Nur noch wenige Stunden bis zum Urknall 2008, dem grossen Moment von Fritschivater Philipp Gmür. Am Mittwoch Morgen nahm er sich aber die Zeit, gemeinsam mit Wey-Zunftmeister Rolf Keller bei Andyamo vorbeizukommen. Da ein Scherz, dort ein kleiner Seitenhieb - die Beiden waren bestens gelaunt. Dies trotz einer längeren Nacht an der Usgüüglete "onder de Egg". "Wenn gleich viele Leute an den Urknall kommen, wie gestern an der Usgüüglete waren, kommts gut", meinte Fritschivater Philipp Gmür.
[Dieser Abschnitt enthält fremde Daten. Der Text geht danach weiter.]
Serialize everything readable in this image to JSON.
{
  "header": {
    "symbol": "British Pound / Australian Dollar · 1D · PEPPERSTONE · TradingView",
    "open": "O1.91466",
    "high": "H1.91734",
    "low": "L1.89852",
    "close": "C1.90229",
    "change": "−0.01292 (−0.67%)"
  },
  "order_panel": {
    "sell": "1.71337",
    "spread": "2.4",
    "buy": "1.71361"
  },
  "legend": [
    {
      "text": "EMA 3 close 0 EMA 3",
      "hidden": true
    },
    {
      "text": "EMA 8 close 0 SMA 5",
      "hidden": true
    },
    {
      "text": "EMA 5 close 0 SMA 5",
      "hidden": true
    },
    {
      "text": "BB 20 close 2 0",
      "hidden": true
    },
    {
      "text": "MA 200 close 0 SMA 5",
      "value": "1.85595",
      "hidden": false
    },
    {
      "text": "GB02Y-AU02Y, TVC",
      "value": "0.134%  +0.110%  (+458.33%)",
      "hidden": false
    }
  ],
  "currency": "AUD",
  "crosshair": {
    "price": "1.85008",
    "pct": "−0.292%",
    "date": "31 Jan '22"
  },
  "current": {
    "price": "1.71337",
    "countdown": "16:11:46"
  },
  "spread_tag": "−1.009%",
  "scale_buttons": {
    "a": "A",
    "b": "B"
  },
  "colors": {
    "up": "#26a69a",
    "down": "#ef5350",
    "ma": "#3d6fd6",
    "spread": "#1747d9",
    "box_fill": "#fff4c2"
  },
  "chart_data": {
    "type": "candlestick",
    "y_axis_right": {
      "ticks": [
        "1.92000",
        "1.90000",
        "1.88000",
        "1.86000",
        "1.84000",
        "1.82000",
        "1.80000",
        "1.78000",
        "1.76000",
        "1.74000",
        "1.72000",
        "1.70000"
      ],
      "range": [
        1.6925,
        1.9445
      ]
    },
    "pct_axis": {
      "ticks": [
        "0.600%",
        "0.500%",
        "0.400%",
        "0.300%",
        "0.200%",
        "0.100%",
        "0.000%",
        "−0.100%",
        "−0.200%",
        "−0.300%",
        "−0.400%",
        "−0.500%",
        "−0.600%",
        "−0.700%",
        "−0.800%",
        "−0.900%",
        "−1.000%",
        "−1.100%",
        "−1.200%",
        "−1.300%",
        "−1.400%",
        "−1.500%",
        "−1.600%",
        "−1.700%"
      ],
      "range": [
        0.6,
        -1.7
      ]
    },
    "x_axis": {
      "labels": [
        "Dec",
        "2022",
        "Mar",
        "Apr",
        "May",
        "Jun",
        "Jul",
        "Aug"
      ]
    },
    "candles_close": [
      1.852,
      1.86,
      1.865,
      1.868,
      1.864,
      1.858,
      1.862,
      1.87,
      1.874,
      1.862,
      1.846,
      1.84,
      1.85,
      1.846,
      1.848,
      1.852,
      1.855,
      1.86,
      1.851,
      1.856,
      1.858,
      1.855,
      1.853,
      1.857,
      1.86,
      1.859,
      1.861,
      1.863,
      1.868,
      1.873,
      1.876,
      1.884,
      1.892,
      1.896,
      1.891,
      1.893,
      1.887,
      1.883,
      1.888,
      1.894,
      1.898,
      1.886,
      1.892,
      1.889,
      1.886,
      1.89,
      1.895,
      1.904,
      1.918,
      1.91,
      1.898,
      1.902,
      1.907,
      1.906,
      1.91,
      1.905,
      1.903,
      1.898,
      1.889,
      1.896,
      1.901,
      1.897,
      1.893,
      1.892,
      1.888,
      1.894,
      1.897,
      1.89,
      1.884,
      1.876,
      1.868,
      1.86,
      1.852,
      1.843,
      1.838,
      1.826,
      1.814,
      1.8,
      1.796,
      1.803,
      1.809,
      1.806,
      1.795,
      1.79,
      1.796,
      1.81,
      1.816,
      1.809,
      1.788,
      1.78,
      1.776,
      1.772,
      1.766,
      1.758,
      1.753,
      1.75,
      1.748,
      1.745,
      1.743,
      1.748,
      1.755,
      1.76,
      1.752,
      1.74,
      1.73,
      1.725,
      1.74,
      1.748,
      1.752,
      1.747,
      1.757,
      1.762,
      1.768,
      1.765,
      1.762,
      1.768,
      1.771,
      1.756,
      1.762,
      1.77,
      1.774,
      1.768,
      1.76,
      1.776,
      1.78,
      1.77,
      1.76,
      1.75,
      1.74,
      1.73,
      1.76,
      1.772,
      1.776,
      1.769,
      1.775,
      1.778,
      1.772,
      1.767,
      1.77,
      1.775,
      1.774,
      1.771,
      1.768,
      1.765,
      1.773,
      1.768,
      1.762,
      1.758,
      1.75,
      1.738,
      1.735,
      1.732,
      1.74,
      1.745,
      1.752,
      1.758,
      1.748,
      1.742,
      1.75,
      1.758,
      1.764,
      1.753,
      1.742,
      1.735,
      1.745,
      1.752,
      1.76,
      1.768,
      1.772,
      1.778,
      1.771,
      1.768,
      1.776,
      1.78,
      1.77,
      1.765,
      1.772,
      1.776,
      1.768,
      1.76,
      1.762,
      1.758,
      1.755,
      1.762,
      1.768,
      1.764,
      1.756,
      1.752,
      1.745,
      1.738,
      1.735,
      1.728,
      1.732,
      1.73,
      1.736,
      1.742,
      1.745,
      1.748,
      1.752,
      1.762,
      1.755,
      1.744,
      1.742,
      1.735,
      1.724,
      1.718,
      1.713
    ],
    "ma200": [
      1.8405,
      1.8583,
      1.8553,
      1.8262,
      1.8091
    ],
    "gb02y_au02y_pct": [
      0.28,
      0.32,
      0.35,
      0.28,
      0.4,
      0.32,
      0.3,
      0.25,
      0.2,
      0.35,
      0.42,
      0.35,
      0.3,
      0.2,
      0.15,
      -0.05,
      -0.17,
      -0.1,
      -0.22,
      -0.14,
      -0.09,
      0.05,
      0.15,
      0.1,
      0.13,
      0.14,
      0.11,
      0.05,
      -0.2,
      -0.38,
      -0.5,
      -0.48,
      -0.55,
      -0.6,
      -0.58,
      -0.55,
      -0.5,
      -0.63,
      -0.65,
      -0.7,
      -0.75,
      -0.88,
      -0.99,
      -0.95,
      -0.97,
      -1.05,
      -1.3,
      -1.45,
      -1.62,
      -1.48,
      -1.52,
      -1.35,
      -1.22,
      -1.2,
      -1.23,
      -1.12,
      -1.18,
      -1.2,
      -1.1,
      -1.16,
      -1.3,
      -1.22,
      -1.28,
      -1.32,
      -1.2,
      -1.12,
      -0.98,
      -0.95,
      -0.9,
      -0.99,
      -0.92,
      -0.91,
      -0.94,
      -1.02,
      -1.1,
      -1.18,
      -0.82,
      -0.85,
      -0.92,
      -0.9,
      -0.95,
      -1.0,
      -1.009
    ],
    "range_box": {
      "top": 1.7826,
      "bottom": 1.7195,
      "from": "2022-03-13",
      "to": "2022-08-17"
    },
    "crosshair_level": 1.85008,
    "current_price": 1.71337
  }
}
Weil Bruder Fritschi von den Baslern geraubt wurde, wird der Urknall dieses Jahr von seiner Frau Fritschene ausgelöst. Andyamo-Moderatorin Selina Schürch freuts, es wird als eine Wiberfasnacht!

Ja und was macht eigentlich Wey-Zunftmeister Rolf Keller am Schmudo während Fritschivater Philipp Gmür im Mittelpunkt steht? "Ich bin quasi der Unruheherd in der Zunft zu Safran. Ich wurde nämlich von ihnen eingeladen. Dies ehrt mich sehr. Ich darf um vier Uhr aufs Schiff, verfolge dann den Fötzeliräge in der Wärme und nachher mache ich für Philipp das Zmorge!" Nach der Tagwache findet ja in der Kornschütte das traditionelle Frischizmorge statt. Ist Fritschivater Philipp Gmür also in Gefahr, wenn Rolf Keller ihm das Zmorge macht? "Nein, nein, da landet also sicher nichts Giftiges auf Philipps Teller. Dafür ist er mir viel zu symphatisch", schmunzelte Rolf Keller. Friede, Freude, Eierkuchen also bei den beiden Zünften. Und damit: E rüüdig verreckti Fasnacht!